Entscheidungsstichwort (Thema)

Substantiierung einer Schadensersatzklage gegen Geschäftsführer wegen Fehlbeständen

 

Leitsatz (amtlich)

Zu den Anforderungen an die Substantiierung einer Klage, mit der die Gesellschaft vom Geschäftsführer Schadenersatz wegen erheblicher Fehlbestände bei den Warenvorräten verlangt.

 

Orientierungssatz

1. Es kann für einen auf GmbHG § 43 Abs 2 gestützten Anspruch nicht verlangt werden, daß die Klägerin darlegt, wie es während der Amtszeit des Geschäftsführers zu dem Fehlbestand gekommen ist.

2. Sollte festgestellt werden, daß ein nicht nur unerheblicher Fehlbestand eingetreten ist, während der Beklagte die Geschäfte tatsächlich führte, würde er gemäß GmbHG § 43 Abs 2 haften, sofern er nicht darlegt und erforderlichenfalls beweist, daß er alle für einen ordentlichen Geschäftsmann gebotene Sorgfalt angewandt hat, um die mißbräuchliche und unkontrollierte Entnahme von Waren zu verhindern, oder der Fehlbestand auch bei Anwendung dieser Sorgfalt entstanden wäre oder ihm die Einhaltung des Sorgfaltsgebots unverschuldet unmöglich war.

 

Tatbestand

Die klagende GmbH, deren einzelvertretungsberechtigter Geschäftsführer der Beklagte seit ihrer Gründung im Jahre 1971 bis zu seiner Abberufung im Frühjahr 1976 war, nimmt diesen auf Schadensersatz in Anspruch.
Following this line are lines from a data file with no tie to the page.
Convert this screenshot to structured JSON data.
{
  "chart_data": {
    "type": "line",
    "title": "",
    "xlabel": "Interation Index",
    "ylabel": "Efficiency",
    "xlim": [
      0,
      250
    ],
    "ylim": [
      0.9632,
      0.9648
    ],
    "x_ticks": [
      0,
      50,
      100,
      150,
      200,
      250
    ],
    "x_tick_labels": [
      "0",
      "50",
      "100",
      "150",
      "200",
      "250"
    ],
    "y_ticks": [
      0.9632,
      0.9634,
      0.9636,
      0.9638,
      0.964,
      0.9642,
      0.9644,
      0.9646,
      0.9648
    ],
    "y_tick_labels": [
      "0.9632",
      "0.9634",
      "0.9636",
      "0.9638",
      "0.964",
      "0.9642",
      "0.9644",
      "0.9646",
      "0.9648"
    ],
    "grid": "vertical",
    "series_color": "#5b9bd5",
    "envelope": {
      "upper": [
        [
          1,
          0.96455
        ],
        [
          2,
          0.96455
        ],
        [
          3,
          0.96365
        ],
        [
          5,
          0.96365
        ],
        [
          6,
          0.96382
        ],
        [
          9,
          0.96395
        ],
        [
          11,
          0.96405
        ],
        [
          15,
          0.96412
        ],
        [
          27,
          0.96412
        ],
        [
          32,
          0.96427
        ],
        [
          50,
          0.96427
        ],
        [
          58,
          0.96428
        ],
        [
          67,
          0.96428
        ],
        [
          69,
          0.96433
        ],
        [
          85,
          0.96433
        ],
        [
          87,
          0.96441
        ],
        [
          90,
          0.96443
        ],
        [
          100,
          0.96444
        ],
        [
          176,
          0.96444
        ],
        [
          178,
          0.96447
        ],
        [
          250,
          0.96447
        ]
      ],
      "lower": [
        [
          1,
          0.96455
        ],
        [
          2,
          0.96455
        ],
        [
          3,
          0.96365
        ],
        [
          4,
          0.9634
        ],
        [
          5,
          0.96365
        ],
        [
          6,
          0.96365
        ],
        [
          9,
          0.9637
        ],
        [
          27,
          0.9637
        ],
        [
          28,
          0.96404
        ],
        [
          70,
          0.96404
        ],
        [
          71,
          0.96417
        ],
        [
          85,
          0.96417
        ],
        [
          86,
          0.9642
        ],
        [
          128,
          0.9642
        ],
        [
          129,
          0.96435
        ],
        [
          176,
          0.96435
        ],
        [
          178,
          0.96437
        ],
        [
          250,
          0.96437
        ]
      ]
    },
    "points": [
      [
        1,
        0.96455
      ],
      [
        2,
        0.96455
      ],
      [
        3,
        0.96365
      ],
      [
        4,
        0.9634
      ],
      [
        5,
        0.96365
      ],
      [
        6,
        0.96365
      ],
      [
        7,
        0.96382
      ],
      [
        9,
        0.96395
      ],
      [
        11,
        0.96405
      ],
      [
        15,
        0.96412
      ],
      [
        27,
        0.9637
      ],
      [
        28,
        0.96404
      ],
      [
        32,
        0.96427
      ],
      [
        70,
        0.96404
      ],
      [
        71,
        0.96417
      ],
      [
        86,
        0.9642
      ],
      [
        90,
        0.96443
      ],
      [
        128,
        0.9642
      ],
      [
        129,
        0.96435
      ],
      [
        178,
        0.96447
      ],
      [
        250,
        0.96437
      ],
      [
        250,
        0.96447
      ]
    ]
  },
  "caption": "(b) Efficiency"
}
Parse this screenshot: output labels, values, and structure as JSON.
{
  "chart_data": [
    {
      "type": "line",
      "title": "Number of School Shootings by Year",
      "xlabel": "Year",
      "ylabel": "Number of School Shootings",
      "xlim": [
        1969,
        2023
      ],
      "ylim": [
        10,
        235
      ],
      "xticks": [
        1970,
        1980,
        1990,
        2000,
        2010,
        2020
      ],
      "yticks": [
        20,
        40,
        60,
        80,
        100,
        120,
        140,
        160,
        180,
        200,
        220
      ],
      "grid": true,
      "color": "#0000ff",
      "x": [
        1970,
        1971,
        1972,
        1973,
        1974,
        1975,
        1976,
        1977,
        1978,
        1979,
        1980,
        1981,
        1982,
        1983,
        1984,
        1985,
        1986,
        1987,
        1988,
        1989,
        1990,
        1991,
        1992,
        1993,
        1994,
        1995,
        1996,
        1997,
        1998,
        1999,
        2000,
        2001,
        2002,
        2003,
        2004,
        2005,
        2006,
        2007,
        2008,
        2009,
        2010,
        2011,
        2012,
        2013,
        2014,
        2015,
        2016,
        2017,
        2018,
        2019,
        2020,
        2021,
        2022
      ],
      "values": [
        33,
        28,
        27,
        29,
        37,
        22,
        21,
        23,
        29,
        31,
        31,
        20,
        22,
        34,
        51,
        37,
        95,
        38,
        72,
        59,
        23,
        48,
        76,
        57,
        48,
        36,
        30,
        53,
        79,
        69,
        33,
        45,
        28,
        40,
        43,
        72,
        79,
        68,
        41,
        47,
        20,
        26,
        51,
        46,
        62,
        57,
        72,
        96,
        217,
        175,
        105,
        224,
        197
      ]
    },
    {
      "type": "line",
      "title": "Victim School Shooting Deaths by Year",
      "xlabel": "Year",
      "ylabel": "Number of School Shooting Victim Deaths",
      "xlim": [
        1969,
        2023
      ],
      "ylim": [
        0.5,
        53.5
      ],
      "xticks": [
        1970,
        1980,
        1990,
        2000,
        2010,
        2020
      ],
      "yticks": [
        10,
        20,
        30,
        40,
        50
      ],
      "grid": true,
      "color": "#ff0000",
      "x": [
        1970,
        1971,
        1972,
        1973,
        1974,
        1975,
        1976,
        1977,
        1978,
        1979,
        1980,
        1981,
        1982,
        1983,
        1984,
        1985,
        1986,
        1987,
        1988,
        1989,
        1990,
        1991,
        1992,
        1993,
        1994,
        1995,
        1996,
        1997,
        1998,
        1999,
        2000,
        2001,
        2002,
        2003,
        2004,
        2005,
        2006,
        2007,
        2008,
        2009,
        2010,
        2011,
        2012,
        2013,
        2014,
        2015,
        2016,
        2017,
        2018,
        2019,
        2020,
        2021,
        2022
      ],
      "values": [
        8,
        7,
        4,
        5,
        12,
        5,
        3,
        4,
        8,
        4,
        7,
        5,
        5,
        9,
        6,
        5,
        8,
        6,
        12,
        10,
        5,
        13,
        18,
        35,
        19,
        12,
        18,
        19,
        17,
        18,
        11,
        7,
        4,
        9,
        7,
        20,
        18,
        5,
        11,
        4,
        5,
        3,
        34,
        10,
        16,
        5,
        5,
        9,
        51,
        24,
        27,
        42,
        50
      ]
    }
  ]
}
Dem liegt folgender Sachverhalt zugrunde:

Die GmbH führte als Komplementärin der am 31. Januar 1972 gegründeten Tabakwaren-Handelsunion-GmbH & Co KG (nachstehend: Kommanditgesellschaft) deren Geschäfte. Mit Vertrag vom 2. Mai 1976 verkaufte die Kommanditgesellschaft ihr Sachanlagevermögen und den Warenbestand an die Zigarren-S.-GmbH & Co KG; der Preis für den verkauften Warenbestand in Fahrzeugen, Zigarettenautomaten und im Lager der Kommanditgesellschaft war der Erwerberin entsprechend dem Ergebnis einer gemeinsamen Bestandsaufnahme in Rechnung zu stellen. Am 21. Juni 1976 wurden die GmbH und die Kommanditgesellschaft durch Beschluß ihrer Gesellschafter aufgelöst.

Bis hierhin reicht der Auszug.